We wouldn't want that to happen, particularly since Abramoff is telling all about his cozy relationship with the GOP hierarchy.
*President Bush joked with Abramoff about his weight lifting past: "What are you benching, buff guy?" Of course Bush claims not to remember having his picture taken with the disgraced lobbyist, but he does recall details about Abramoff's past. Hmmmm.
*According to documents obtained by Vanity Fair, Rebulican National Committee head Ken Mehlman did Abramoff political favors (such as preventing Clinton administration alumnus Allen Stayman from keeping a State Department job) and had Sabbath dinner at Abramoff's house, although Mehlman now claims the two never met.
*"I have more pictures of [Newt] than I have of my wife." Abramoff says of Newt Gingrich, who says they haven't seen each other in at least 10 years. "Here's Newt. Newt. Newt. Newt. More Newt. Newt with Grover [Norquist, the Washington conservative Republican Über-strategist and longtime Abramoff friend] this time. But Newt never met me. Ollie North. Newt. Can't be Newt ... he never met me. Oh, Newt! What's he doing there? Must be a Newt look-alike.... Newt again! It's sick! I thought he never met me!"
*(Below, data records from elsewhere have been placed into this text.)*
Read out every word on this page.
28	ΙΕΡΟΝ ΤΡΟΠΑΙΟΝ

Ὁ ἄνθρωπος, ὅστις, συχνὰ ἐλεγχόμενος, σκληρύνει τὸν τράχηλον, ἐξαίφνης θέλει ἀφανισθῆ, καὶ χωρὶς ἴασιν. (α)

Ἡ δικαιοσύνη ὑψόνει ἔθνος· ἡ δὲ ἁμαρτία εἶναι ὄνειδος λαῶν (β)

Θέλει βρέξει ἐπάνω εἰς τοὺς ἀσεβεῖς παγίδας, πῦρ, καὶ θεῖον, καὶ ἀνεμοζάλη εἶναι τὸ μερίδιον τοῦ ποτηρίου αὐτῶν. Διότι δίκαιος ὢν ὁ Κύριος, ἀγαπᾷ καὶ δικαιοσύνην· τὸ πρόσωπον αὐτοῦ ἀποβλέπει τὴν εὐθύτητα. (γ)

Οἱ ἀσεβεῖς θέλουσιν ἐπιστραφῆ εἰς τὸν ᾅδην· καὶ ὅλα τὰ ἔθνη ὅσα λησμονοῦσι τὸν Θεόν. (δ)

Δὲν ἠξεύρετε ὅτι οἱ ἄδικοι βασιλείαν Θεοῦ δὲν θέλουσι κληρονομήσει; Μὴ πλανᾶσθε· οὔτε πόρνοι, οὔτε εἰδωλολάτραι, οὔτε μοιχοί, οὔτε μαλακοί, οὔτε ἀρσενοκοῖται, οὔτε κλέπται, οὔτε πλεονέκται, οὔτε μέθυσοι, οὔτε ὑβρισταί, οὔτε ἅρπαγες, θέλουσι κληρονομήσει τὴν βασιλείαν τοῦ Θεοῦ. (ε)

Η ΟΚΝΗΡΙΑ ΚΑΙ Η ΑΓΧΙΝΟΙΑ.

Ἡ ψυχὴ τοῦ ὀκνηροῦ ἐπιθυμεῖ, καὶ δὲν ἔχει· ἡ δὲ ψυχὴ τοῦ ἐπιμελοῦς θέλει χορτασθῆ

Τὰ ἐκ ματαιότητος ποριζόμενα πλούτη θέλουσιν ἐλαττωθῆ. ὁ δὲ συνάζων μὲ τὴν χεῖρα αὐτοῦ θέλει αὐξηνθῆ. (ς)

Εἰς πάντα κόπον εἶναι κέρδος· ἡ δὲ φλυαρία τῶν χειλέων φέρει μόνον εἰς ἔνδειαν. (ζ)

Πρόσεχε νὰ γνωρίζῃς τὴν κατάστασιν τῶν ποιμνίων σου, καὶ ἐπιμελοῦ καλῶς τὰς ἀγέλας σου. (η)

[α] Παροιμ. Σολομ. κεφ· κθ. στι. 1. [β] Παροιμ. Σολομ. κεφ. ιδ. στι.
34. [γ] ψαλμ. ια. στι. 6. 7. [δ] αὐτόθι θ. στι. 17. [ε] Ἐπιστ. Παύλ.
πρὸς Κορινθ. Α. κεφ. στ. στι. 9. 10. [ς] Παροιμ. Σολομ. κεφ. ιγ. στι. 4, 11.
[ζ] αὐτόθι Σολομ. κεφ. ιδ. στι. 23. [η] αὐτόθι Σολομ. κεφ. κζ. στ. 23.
And then there's the quality time Abramoff says he spent with Tom DeLay. "We would sit and talk about the Bible. We would sit and talk about opera. We would sit and talk about golf," Abramoff recalls. "I mean, we talked about philosophy and politics."
When they weren't figuring out ways to circumvent the law.
As for his punishment, Abramoff says it would be "stupid" to send him to prison. "Let me teach English, history, music. Or let me sweep floors at the reservation. Instead you'll be paying to feed me to sit in a jail."
Sounds like we might very well see a certain ex-lobbyist negotiate some plea bargains in the near future.